Jeśli kupiony przez ciebie towar jest pełnowartościowy, czyli nie ma żadnych wad, sprzedawca nie musi przyjąć go z powrotem tylko dlatego, że przestał ci się podobać. Mimo to spróbuj zwrócić niechcianą rzecz.



Duża konkurencja na rynku działa na korzyść klientów. Sprzedawcy, nie chcąc ich tracić, często godzą się na zwrot lub wymianę takich towarów. W wielu sklepach (np. w Smyku i Galerii Centrum) kasjerzy sami informują, w ciągu ilu dni można zakup zwrócić. Jeśli tego nie robią, ty zapytaj, czy zwrot jest możliwy.



Gdy sprzedawca zgadza się, abyś przyniosła zakup, np. w ciągu kilku dni, uzgodnij z nim termin zwrotu i uściślij, czy chodzi o kolejne dni kalendarzowe czy tylko o robocze.
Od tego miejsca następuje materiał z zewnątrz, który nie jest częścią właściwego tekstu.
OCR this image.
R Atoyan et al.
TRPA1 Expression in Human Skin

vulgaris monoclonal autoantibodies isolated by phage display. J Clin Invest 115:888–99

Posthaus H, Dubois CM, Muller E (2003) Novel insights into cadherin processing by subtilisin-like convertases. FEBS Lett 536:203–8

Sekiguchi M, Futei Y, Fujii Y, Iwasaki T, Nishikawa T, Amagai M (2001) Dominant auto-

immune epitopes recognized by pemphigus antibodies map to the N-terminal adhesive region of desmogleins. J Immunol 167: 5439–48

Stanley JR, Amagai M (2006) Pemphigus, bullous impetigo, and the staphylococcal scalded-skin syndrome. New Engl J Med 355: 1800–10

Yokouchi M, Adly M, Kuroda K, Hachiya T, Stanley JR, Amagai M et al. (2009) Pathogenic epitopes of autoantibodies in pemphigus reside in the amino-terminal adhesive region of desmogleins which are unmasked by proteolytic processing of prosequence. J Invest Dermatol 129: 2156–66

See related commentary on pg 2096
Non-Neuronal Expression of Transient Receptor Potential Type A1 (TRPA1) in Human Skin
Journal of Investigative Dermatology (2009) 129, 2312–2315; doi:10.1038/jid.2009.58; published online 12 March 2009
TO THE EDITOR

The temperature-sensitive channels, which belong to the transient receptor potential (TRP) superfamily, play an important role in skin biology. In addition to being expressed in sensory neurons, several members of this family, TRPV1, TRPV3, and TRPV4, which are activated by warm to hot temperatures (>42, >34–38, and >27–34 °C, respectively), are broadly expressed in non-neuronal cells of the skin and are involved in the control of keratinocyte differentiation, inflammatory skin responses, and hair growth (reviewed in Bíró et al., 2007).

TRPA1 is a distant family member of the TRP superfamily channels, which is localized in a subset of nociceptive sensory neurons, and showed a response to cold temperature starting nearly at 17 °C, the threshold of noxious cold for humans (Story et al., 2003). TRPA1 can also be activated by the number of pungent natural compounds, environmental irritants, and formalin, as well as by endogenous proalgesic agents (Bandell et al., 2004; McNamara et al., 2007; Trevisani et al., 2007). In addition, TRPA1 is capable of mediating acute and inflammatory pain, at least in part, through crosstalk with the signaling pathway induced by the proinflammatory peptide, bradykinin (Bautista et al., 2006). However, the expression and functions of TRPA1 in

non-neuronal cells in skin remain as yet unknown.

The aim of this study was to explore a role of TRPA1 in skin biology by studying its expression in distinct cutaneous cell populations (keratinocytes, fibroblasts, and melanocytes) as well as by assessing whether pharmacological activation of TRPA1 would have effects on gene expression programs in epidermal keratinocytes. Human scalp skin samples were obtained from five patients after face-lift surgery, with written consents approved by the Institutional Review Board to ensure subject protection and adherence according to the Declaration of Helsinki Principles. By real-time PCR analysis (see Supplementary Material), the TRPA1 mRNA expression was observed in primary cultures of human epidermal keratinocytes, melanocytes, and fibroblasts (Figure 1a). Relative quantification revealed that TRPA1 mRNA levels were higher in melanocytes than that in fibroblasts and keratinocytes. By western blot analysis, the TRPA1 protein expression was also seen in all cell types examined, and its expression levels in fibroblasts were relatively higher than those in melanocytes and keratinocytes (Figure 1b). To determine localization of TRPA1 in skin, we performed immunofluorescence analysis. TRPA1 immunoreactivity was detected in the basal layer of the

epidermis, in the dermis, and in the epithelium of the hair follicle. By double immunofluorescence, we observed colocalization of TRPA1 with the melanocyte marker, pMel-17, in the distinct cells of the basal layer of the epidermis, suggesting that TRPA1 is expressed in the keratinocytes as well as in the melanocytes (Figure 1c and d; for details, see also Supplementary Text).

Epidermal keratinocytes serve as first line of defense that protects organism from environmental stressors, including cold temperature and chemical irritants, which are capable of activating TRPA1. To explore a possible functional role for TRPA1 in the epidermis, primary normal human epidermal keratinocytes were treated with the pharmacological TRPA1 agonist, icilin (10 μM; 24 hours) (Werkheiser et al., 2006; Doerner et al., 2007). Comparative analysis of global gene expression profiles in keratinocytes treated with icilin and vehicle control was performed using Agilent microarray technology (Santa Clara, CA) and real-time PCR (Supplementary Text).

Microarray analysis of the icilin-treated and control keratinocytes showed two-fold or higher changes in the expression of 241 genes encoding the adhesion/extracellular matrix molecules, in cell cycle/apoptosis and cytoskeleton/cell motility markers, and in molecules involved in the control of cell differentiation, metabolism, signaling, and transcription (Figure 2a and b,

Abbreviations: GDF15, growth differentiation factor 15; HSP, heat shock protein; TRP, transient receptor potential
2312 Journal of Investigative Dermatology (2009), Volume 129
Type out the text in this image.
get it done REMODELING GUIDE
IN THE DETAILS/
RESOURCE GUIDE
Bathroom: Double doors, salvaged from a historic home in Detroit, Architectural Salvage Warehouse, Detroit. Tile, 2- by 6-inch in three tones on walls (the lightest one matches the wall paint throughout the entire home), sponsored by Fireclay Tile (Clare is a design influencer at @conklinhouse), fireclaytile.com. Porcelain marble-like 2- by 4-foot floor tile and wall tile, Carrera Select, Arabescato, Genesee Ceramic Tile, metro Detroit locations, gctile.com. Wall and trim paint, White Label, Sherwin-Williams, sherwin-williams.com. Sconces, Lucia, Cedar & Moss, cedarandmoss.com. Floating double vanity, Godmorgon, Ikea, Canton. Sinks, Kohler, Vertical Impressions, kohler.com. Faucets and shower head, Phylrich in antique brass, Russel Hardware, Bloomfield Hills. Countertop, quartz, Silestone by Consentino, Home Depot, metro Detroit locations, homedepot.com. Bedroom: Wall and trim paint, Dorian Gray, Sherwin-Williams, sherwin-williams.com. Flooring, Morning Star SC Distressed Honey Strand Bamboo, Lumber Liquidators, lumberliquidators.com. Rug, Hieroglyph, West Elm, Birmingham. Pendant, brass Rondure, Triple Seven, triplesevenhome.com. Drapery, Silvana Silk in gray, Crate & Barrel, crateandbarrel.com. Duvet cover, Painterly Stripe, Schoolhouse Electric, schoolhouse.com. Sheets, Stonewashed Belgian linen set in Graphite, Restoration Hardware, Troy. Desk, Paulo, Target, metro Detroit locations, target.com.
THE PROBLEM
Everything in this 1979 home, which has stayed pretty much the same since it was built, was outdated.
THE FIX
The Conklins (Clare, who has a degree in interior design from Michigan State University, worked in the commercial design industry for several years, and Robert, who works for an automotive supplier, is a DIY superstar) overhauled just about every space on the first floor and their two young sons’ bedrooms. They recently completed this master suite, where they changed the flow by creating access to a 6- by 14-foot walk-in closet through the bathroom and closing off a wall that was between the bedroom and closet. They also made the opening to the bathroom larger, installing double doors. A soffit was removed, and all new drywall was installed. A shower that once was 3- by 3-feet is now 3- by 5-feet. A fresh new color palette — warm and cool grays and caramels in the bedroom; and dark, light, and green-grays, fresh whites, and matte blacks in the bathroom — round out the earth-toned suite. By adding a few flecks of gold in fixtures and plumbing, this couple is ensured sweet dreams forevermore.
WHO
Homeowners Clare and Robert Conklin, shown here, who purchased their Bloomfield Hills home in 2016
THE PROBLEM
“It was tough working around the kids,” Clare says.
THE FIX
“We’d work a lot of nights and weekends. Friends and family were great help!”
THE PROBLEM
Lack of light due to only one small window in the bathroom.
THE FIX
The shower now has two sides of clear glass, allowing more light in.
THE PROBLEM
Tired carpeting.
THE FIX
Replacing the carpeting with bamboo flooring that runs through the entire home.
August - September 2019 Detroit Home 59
Dowiedz się, czy możesz liczyć na zwrot pieniędzy, czy tylko na wymianę towaru na inny. Zapytaj też, czy zwrot będzie możliwy, jeśli płaciłaś kartą.



Pamiętaj, że zwracany towar nie może nosić śladów używania, powinien być oddany w oryginalnym opakowaniu i w uzgodnionym ze sprzedawcą terminie.



Jeśli sprzedawca nie wyraża zgody na zwrot zakupu ani na jego wymianę, klient nie ma żadnych podstaw prawnych, aby zmusić go do zmiany zdania. Od tej reguły są jednak wyjątki. Możesz oddać towar, który nie ma wad, gdy:



* kupiłaś go poza lokalem firmy, np. podczas pokazu na wycieczce, pielgrzymce albo u akwizytora

* zamówiłaś na odległość, np. w firmie wysyłkowej czy przez Internet. Na zwrot zakupu masz w takich przypadkach 10 dni.

* Towar bez wad możesz zwrócić także wówczas, gdy zakupu dokonało Twoje dziecko w wieku poniżej 13 lat i była to większa transakcja, a nie drobna rzecz, jak np. zeszyt, lizak czy bułki.